TVET Strategy & Legislative Framework

Africa entered the Millennium with severe education challenges at every level. To cope with these challenges, Conferences of Ministers of Education have reiterated the need to increase access to education, improve quality and relevance, and ensure equity.

Technical and vocational education and training (TVET) forms part of this pledge to advance education across the continent, especially with a focus on equipping young people with the required skills to enter and effectively perform in the job market through specialised technical training.

As part of African Union’s (AU’s) Second Decade of Education (2006-2015), the continental TVET strategy takes account of concrete recommendations to address policy issues, challenges and gaps that constrain the implementation of initiatives and programmes for skills development on the continent. It examines the possibilities of TVET as a response to facilitate the promotion of national development, social cohesion, political stability, poverty reduction and regional integration. It draws on recent regional and international initiatives aimed at promoting TVET to foster youth employment.

The African Skills Portal for Youth Employment and Entrepreneurship (ASPYEE) provides a continental platform on which good practices relevant to the current continental TVET Strategy and Legislative Framework can be showcased and up-scaled at country, regional and continental level.

 

Vision

The continent’s TVET strategy is guided by the vision of the AU - “an integrated, peaceful and prosperous Africa, driven by its own people to take its rightful place in the global community and the knowledge economy”. This vision is predicated on the development of Africa’s human resources. Education is the major means by which Africa’s citizenry will be prepared for active participation in the attainment of this vision. TVET should not only provide skills for paid employment, but also to encourage and support creativity, innovativeness and entrepreneurship required for creating jobs and harnessing employment opportunities.

 

Strategy

The main objective of the strategy is to promote skills acquisition through training, responding to the demand of the social economic milieu. The strategy places premium on fostering employability tests, sustainable livelihoods and responsible citizenship. Furthermore, thrust is placed on building capacity to create and innovate, anchored within the frame of entrepreneurship.
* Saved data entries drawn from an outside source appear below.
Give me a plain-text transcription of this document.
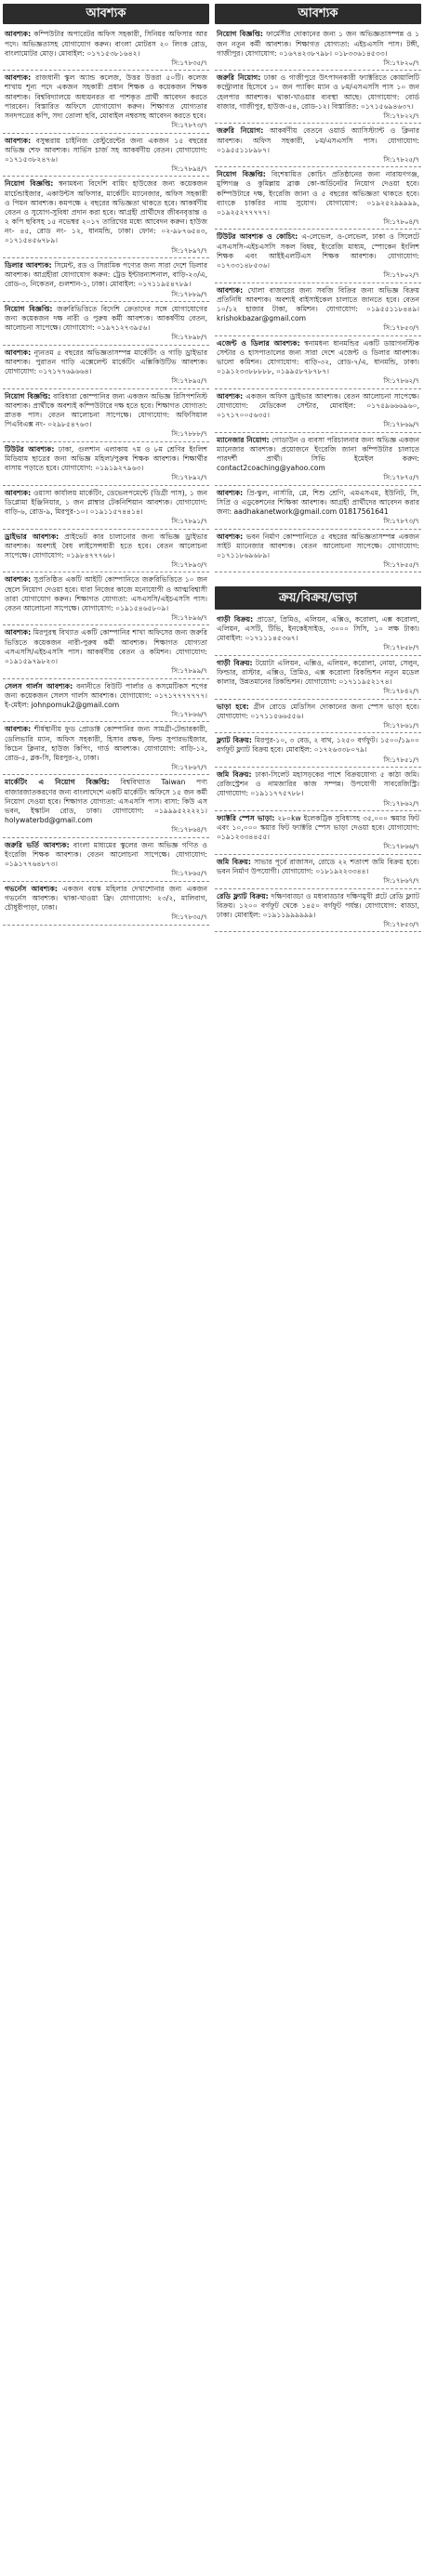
আবশ্যক
আবশ্যক: কম্পিউটার অপারেটর অফিস সহকারী, সিনিয়র অফিসার আর পদে। অভিজ্ঞতাসহ যোগাযোগ করুন। বাংলা মোটরস ২০ লিংক রোড, বাংলামোটর মোড়। মোবাইল: ০১৭১৫৩৮১৬৪২।
সি:১৭৮৩৫/৭
আবশ্যক: রাজধানী স্কুল অ্যান্ড কলেজ, উত্তর উত্তরা ৫০টি। কলেজ শাখায় শূন্য পদে একজন সহকারী প্রধান শিক্ষক ও কয়েকজন শিক্ষক আবশ্যক। বিশ্ববিদ্যালয়ে অধ্যয়নরত বা পাশকৃত প্রার্থী আবেদন করতে পারবেন। বিস্তারিত অফিসে যোগাযোগ করুন। শিক্ষাগত যোগ্যতার সনদপত্রের কপি, সদ্য তোলা ছবি, মোবাইল নম্বরসহ আবেদন করতে হবে।
সি:১৭৮৭৩/৭
আবশ্যক: বসুন্ধরায় চাইনিজ রেস্টুরেন্টের জন্য একজন ১৫ বছরের অভিজ্ঞ শেফ আবশ্যক। সার্ভিস চার্জ সহ আকর্ষণীয় বেতন। যোগাযোগ: ০১৭১৫৩৮২৪৭৬।
সি:১৭৮৯৪/৭
নিয়োগ বিজ্ঞপ্তি: স্বনামধন্য বিদেশি বায়িং হাউজের জন্য কয়েকজন মার্চেন্ডাইজার, একাউন্টস অফিসার, মার্কেটিং ম্যানেজার, অফিস সহকারী ও পিয়ন আবশ্যক। কমপক্ষে ২ বছরের অভিজ্ঞতা থাকতে হবে। আকর্ষণীয় বেতন ও সুযোগ-সুবিধা প্রদান করা হবে। আগ্রহী প্রার্থীদের জীবনবৃত্তান্ত ও ২ কপি ছবিসহ ১৫ নভেম্বর ২০১৭ তারিখের মধ্যে আবেদন করুন। হাউজ নং- ৪৫, রোড নং- ১২, ধানমন্ডি, ঢাকা। ফোন: ০২-৯৮৭৬৫৪৩, ০১৭১৫৪৫৬৭৮৯।
সি:১৭৮৯৭/৭
ডিলার আবশ্যক: সিমেন্ট, রড ও সিরামিক পণ্যের জন্য সারা দেশে ডিলার আবশ্যক। আগ্রহীরা যোগাযোগ করুন: ট্রেড ইন্টারন্যাশনাল, বাড়ি-২৩/এ, রোড-৩, নিকেতন, গুলশান-১, ঢাকা। মোবাইল: ০১৭১১৯৫৪৭৮৯।
সি:১৭৮৮৯/৭
নিয়োগ বিজ্ঞপ্তি: জরুরিভিত্তিতে বিদেশি ক্রেতাদের সঙ্গে যোগাযোগের জন্য কয়েকজন দক্ষ নারী ও পুরুষ কর্মী আবশ্যক। আকর্ষণীয় বেতন, আলোচনা সাপেক্ষে। যোগাযোগ: ০১৯৭১২৭৩৯৫৬।
সি:১৭৮৯৮/৭
আবশ্যক: ন্যূনতম ৫ বছরের অভিজ্ঞতাসম্পন্ন মার্কেটিং ও গাড়ি ড্রাইভার আবশ্যক। পুরাতন গাড়ি এক্সেলেন্ট মার্কেটিং এক্সিকিউটিভ আবশ্যক। যোগাযোগ: ০১৭১৭৭৬৯৬৬৪।
সি:১৭৮৯৫/৭
নিয়োগ বিজ্ঞপ্তি: বারিধারা কোম্পানির জন্য একজন অভিজ্ঞ রিসিপশনিস্ট আবশ্যক। প্রার্থীকে অবশ্যই কম্পিউটারে দক্ষ হতে হবে। শিক্ষাগত যোগ্যতা: স্নাতক পাস। বেতন আলোচনা সাপেক্ষে। যোগাযোগ: অফিসিয়াল পিএবিএক্স নং- ০২৯৮৫৪৭৬৩।
সি:১৭৮৮৮/৭
টিউটর আবশ্যক: ঢাকা, গুলশান এলাকায় ৭ম ও ৮ম শ্রেণির ইংলিশ মিডিয়াম ছাত্রের জন্য অভিজ্ঞ মহিলা/পুরুষ শিক্ষক আবশ্যক। শিক্ষার্থীর বাসায় পড়াতে হবে। যোগাযোগ: ০১৯১৯২৭৯৬৩।
সি:১৭৮৯২/৭
আবশ্যক: ওয়াসা কার্যালয় মার্কেটিং, ডেভেলপমেন্টে (ডিগ্রী পাস), ১ জন ডিপ্লোমা ইঞ্জিনিয়ার, ১ জন প্লাম্বার টেকনিশিয়ান আবশ্যক। যোগাযোগ: বাড়ি-৬, রোড-৯, মিরপুর-১০। ০১৯১১৫৭৪৪১৪।
সি:১৭৮৯১/৭
ড্রাইভার আবশ্যক: প্রাইভেট কার চালানোর জন্য অভিজ্ঞ ড্রাইভার আবশ্যক। অবশ্যই বৈধ লাইসেন্সধারী হতে হবে। বেতন আলোচনা সাপেক্ষে। যোগাযোগ: ০১৯৮৪৭৭৭৬৮।
সি:১৭৮৯৩/৭
আবশ্যক: সুপ্রতিষ্ঠিত একটি আইটি কোম্পানিতে জরুরিভিত্তিতে ১০ জন ছেলে নিয়োগ দেওয়া হবে। যারা নিজের কাজে মনোযোগী ও আত্মবিশ্বাসী তারা যোগাযোগ করুন। শিক্ষাগত যোগ্যতা: এসএসসি/এইচএসসি পাস। বেতন আলোচনা সাপেক্ষে। যোগাযোগ: ০১৯১৫৪৬৫৮০৯।
সি:১৭৮৯৬/৭
আবশ্যক: মিরপুরস্থ বিখ্যাত একটি কোম্পানির শাখা অফিসের জন্য জরুরি ভিত্তিতে কয়েকজন নারী-পুরুষ কর্মী আবশ্যক। শিক্ষাগত যোগ্যতা এসএসসি/এইচএসসি পাস। আকর্ষণীয় বেতন ও কমিশন। যোগাযোগ: ০১৯১৫৯৭৯৮২৩।
সি:১৭৮৯৯/৭
সেলস গার্লস আবশ্যক: বনানীতে বিউটি পার্লার ও কসমেটিকস শপের জন্য কয়েকজন সেলস গার্লস আবশ্যক। যোগাযোগ: ০১৭১৭৭৭৭৭৭৭। ই-মেইল: johnpomuk2@gmail.com
সি:১৭৮৬৬/৭
আবশ্যক: শীর্ষস্থানীয় ফুড প্রোডাক্ট কোম্পানির জন্য সামগ্রী-টেন্ডারকারী, ডেলিভারি ম্যান, অফিস সহকারী, হিসাব রক্ষক, ফিল্ড সুপারভাইজার, কিচেন ক্লিনার, হাউজ কিপিং, গার্ড আবশ্যক। যোগাযোগ: বাড়ি-১২, রোড-৫, ব্লক-সি, মিরপুর-২, ঢাকা।
সি:১৭৮৬৭/৭
মার্কেটিং এ নিয়োগ বিজ্ঞপ্তি: বিশ্ববিখ্যাত Taiwan পণ্য বাজারজাতকরণের জন্য বাংলাদেশে একটি মার্কেটিং অফিসে ১৫ জন কর্মী নিয়োগ দেওয়া হবে। শিক্ষাগত যোগ্যতা: এসএসসি পাস। বাসা: কিউ এস ভবন, ইস্কাটন রোড, ঢাকা। যোগাযোগ: ০১৯৯৯৫২২২২১। holywaterbd@gmail.com
সি:১৭৮৬৪/৭
জরুরি ভর্তি আবশ্যক: বাংলা মাধ্যমের স্কুলের জন্য অভিজ্ঞ গণিত ও ইংরেজি শিক্ষক আবশ্যক। বেতন আলোচনা সাপেক্ষে। যোগাযোগ: ০১৯১৭৭৬৪৮৭৩।
সি:১৭৮৬৫/৭
গভর্নেস আবশ্যক: একজন বয়স্ক মহিলার দেখাশোনার জন্য একজন গভর্নেস আবশ্যক। থাকা-খাওয়া ফ্রি। যোগাযোগ: ২৩/২, মালিবাগ, চৌধুরীপাড়া, ঢাকা।
সি:১৭৮৩৫/৭
আবশ্যক
নিয়োগ বিজ্ঞপ্তি: ফার্মেসীর দোকানের জন্য ১ জন অভিজ্ঞতাসম্পন্ন ও ১ জন নতুন কর্মী আবশ্যক। শিক্ষাগত যোগ্যতা: এইচএসসি পাস। টঙ্গী, গাজীপুর। যোগাযোগ: ০১৬৭৪২৩৮৭৯৮। ০১৮৩৩৬১৪৫৩৩।
সি:১৭৮২০/৭
জরুরি নিয়োগ: ঢাকা ও গাজীপুরে উৎপাদনকারী ফ্যাক্টরিতে কোয়ালিটি কন্ট্রোলার হিসেবে ১০ জন প্যাকিং ম্যান ও ৮ম/এসএসসি পাস ১০ জন হেলপার আবশ্যক। থাকা-খাওয়ার ব্যবস্থা আছে। যোগাযোগ: বোর্ড বাজার, গাজীপুর, হাউজ-৫৪, রোড-১২। বিস্তারিত: ০১৭১৫৬৯৪৬৩৭।
সি:১৭৮২২/৭
জরুরি নিয়োগ: আকর্ষণীয় বেতনে ওয়ার্ড অ্যাসিস্ট্যান্ট ও ক্লিনার আবশ্যক। অফিস সহকারী, ৮ম/এসএসসি পাস। যোগাযোগ: ০১৯৫৫১১৮৯৮৭।
সি:১৭৮২৫/৭
নিয়োগ বিজ্ঞপ্তি: বিশেষায়িত কোচিং প্রতিষ্ঠানের জন্য নারায়ণগঞ্জ, মুন্সিগঞ্জ ও কুমিল্লায় ব্রাঞ্চ কো-অর্ডিনেটর নিয়োগ দেওয়া হবে। কম্পিউটারে দক্ষ, ইংরেজি জানা ও ৫ বছরের অভিজ্ঞতা থাকতে হবে। ব্যাংকে চাকরির ন্যায় সুযোগ। যোগাযোগ: ০১৯২৫২৯৯৯৯৯, ০১৯২৫২৭৭৭৭৭।
সি:১৭৮০৪/৭
টিউটর আবশ্যক ও কোচিং: এ-লেভেল, ও-লেভেল, ঢাকা ও সিলেটে এসএসসি-এইচএসসি সকল বিষয়, ইংরেজি মাধ্যম, স্পোকেন ইংলিশ শিক্ষক এবং আইইএলটিএস শিক্ষক আবশ্যক। যোগাযোগ: ০১৭৩৩১৪৮৫৩৬।
সি:১৭৮০২/৭
আবশ্যক: খোলা বাজারের জন্য সবজি বিক্রির জন্য অভিজ্ঞ বিক্রয় প্রতিনিধি আবশ্যক। অবশ্যই বাইসাইকেল চালাতে জানতে হবে। বেতন ১০/১২ হাজার টাকা, কমিশন। যোগাযোগ: ০১৯৫৫১১৮৪৪৯। krishokbazar@gmail.com
সি:১৭৮৫৩/৭
এজেন্ট ও ডিলার আবশ্যক: স্বনামধন্য ধানমন্ডির একটি ডায়াগনস্টিক সেন্টার ও হাসপাতালের জন্য সারা দেশে এজেন্ট ও ডিলার আবশ্যক। ভালো কমিশন। যোগাযোগ: বাড়ি-৩২, রোড-৭/এ, ধানমন্ডি, ঢাকা। ০১৯১২৩৩৮৮৮৮৮, ০১৯৯৫৮৭৮৭৮৭।
সি:১৭৮৬২/৭
আবশ্যক: একজন অফিস ড্রাইভার আবশ্যক। বেতন আলোচনা সাপেক্ষে। যোগাযোগ: মেডিকেল সেন্টার, মোবাইল: ০১৭৫৯৬৬৬৯৬০, ০১৭১৭০০৫৬৩৫।
সি:১৭৮৬৯/৭
ম্যানেজার নিয়োগ: গোডাউন ও ব্যবসা পরিচালনার জন্য অভিজ্ঞ একজন ম্যানেজার আবশ্যক। প্রয়োজনে ইংরেজি জানা কম্পিউটার চালাতে পারদর্শী প্রার্থী। সিভি ইমেইল করুন: contact2coaching@yahoo.com
সি:১৭৮৭৫/৭
আবশ্যক: প্রি-স্কুল, নার্সারি, প্লে, শিশু শ্রেণি, এমএসএম, ইউনিট, সি, সিপ্রি ও এডুকেশনের শিক্ষিকা আবশ্যক। আগ্রহী প্রার্থীদের আবেদন করার জন্য: aadhakanetwork@gmail.com 01817561641
সি:১৭৮৭৩/৭
আবশ্যক: ভবন নির্মাণ কোম্পানিতে ৫ বছরের অভিজ্ঞতাসম্পন্ন একজন সাইট ম্যানেজার আবশ্যক। বেতন আলোচনা সাপেক্ষে। যোগাযোগ: ০১৭১১৮৬৯৬৮৯।
সি:১৭৮৫৫/৭
ক্রয়/বিক্রয়/ভাড়া
গাড়ী বিক্রয়: প্রাডো, প্রিমিও, এলিয়ন, এক্সিও, করোলা, এক্স করোলা, এলিয়ন, এসটি, টিভি, ইনকেইসাইড, ৩০০০ সিসি, ১০ লক্ষ টাকা। মোবাইল: ০১৭১১১৪৫৩৬৭।
সি:১৭৮৫৮/৭
গাড়ী বিক্রয়: টয়োটা এলিয়ন, এক্সিও, এলিয়ন, করোলা, নোয়া, সেলুন, ফিল্ডার, রাস্টার, এক্সিও, প্রিমিও, এক্স করোলা রিকন্ডিশন নতুন মডেল কালার, উন্নতমানের রিকন্ডিশন। যোগাযোগ: ০১৭১১৯৫২১৭৪।
সি:১৭৮৪২/৭
ভাড়া হবে: গ্রীন রোডে মেডিসিন দোকানের জন্য স্পেস ভাড়া হবে। যোগাযোগ: ০১৭১১৫৬৬৫৫৬।
সি:১৭৮৬১/৭
ফ্ল্যাট বিক্রয়: মিরপুর-১০, ৩ বেড, ২ বাথ, ১২৫০ বর্গফুট। ১৫০০/১৯০০ বর্গফুট ফ্ল্যাট বিক্রয় হবে। মোবাইল: ০১৭২৬৩৩৮০৭৯।
সি:১৭৮৫১/৭
জমি বিক্রয়: ঢাকা-সিলেট মহাসড়কের পাশে বিক্রয়যোগ্য ৫ কাঠা জমি। রেজিস্ট্রেশন ও নামজারির কাজ সম্পন্ন। উপযোগী সাবরেজিস্ট্রি। যোগাযোগ: ০১৯১১৭৭৫৭৮৮।
সি:১৭৮৬২/৭
ফ্যাক্টরি স্পেস ভাড়া: ২৮০kw ইলেকট্রিক সুবিধাসহ ৩৫,০০০ স্কয়ার ফিট এবং ১০,০০০ স্কয়ার ফিট ফ্যাক্টরি স্পেস ভাড়া দেওয়া হবে। যোগাযোগ: ০১৯১২৩৩৪৪৫৫।
সি:১৭৮৬৬/৭
জমি বিক্রয়: সাভার পূর্বে রাজাসন, রোডে ২২ শতাংশ জমি বিক্রয় হবে। ভবন নির্মাণ উপযোগী। যোগাযোগ: ০১৮১৯২২৩৩৪৪।
সি:১৭৮৬৭/৭
রেডি ফ্ল্যাট বিক্রয়: দক্ষিণবাড্ডা ও মধ্যবাড্ডার দক্ষিণমুখী প্লটে রেডি ফ্ল্যাট বিক্রয়। ১২০০ বর্গফুট থেকে ১৪৫০ বর্গফুট পর্যন্ত। যোগাযোগ: বাড্ডা, ঢাকা। মোবাইল: ০১৯১১৯৯৯৯৯৯।
সি:১৭৮৫৩/৭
The major objectives of the strategy are as follows:

  • Promoting an efficient and cost-effective system of quality TVET;

  • Ensuring the relevance of training and employability of trainees;

  • Developing creativity, innovation and entrepreneurship;

  • Informing improvements in the legal and political environment – including strengthening coherence and management of training provision;

  • Promoting quality apprenticeship; and

  • Strengthening the status and attractiveness of TVET.

One of the core priorities of the strategy is to build a unified general framework that can serve as a continental platform around which AU Member States will collaborate in building coherent and integrated TVET systems at national, regional and continental levels. This will require developing and implementing national, regional and continental plans.

Another priority of the continental TVET strategy is positioning TVET within the education system as a tool for the empowerment of African people, especially youth. Specifically, TVET should be viewed as a culmination of all the training needed for social-economic development of the continent.


Legislative Framework

Addressing the institutional challenge of TVET governance should be at the heart of policy and reforms. This involves first drawing up a legal framework and a coherent TVET policy that also takes into consideration the following factors:

  • Organisation of the private sector, particularly the TVET informal sector;

  • Description of consultation mechanisms at the three levels: national, regional continental ;

  • Direct involvement of parliaments of AU Member States;

  • Creation of a TVET quality supervisory authority;

  • Establishment of an implementation body for the strategy; and

  • Establishment of youth-friendly entrepreneurship funds.

 

Policy Making & Regulation

The role of Member States is to create a TVET quality supervisory authority and as well ensure an enabling environment for guidance and counselling services of trainees.

A core condition for successful implementation of a national TVET strategy is the development of a national TVET policy that sets out the Government’s vision for skills development. This should be accompanied by a clear articulation of the synergies between the national, regional and continental priorities and plans, for purposes, inter alia, of taking advantage of intra-Africa shared learning and support.

Furthermore, countries are encouraged to articulate the synergies and complementarities between TVET and other sectors of the national economy. Successful implementation of the strategy will also be pursued through promoting consistence between the national TVET strategy and regional, continental and international frameworks of education and training policy protocols.

 

TVET Research

TVET development should be placed at the forefront of technical information to keep abreast with technological developments across the continent and the world. TVET itself then becomes an object of research putting production lines at the centre of development in order to acquire the ability to anticipate that is always needed in the education system. Through such research, TVET teaching will be constantly reviewed.